Smetana provided a very clear outline of the program of the string quartet (the first of five such written accounts) in a letter he wrote to his close friend Josef Srb-Debrnov in 1878:
“As regards my Quartet I gladly leave others to judge its style, and I shall not be in the least angry if this style does not find favor or is considered contrary to what was hitherto regarded as “quartet style.” I did not set out to write a quartet according to recipe or custom in the usual forms. I have already worked through particulars of the necessary forms as a young student of music theory so that for me they are completely familiar, and I understand them well enough.–For me the form of every composition is dictated by the subject itself and thus the Quartet, too, shaped its own form. My intention was to paint a tone picture of my life.
The first movement depicts my youthful leanings toward art, the Romantic atmosphere, the inexpressible yearning for something I could neither express nor define, and also a kind of warning of my future misfortune . . . The long insistent note in the finale owes its origin to this. It is the fateful ringing in my ears of the high-pitched tones which in 1874 announced the beginning of my deafness. I permitted myself this little joke, because it was so disastrous to me.

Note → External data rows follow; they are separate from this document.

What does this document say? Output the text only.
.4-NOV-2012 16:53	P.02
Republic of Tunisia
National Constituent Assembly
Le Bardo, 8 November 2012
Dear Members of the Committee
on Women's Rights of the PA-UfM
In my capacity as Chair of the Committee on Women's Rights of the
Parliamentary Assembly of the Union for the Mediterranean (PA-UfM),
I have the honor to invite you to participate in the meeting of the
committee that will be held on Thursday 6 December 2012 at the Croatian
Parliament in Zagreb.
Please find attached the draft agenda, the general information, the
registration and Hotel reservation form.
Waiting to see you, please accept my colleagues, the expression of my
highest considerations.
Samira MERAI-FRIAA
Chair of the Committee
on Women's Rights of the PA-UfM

The second movement, a quasi- polka, brings to mind the joyful days of youth when I composed dance tunes and was known everywhere as a passionate lover of dancing.
The third movement . . . reminds me of the happiness of my first love, the girl who later became my first wife.
The fourth movement describes the discovery that I could treat national elements in music and my joy in following this path until it was checked by the catastrophe of the onset of my deafness, the outlook into the sad future, the tiny rays of hope of recovery, but remembering all the promise of my early career, a feeling of painful regret.
That is about the content of this composition, which, so to speak, is of a private character and therefore is deliberately written for four instruments. These [four] are to talk to each other in a narrow circle of friends of what has so momentously affected me. No more.”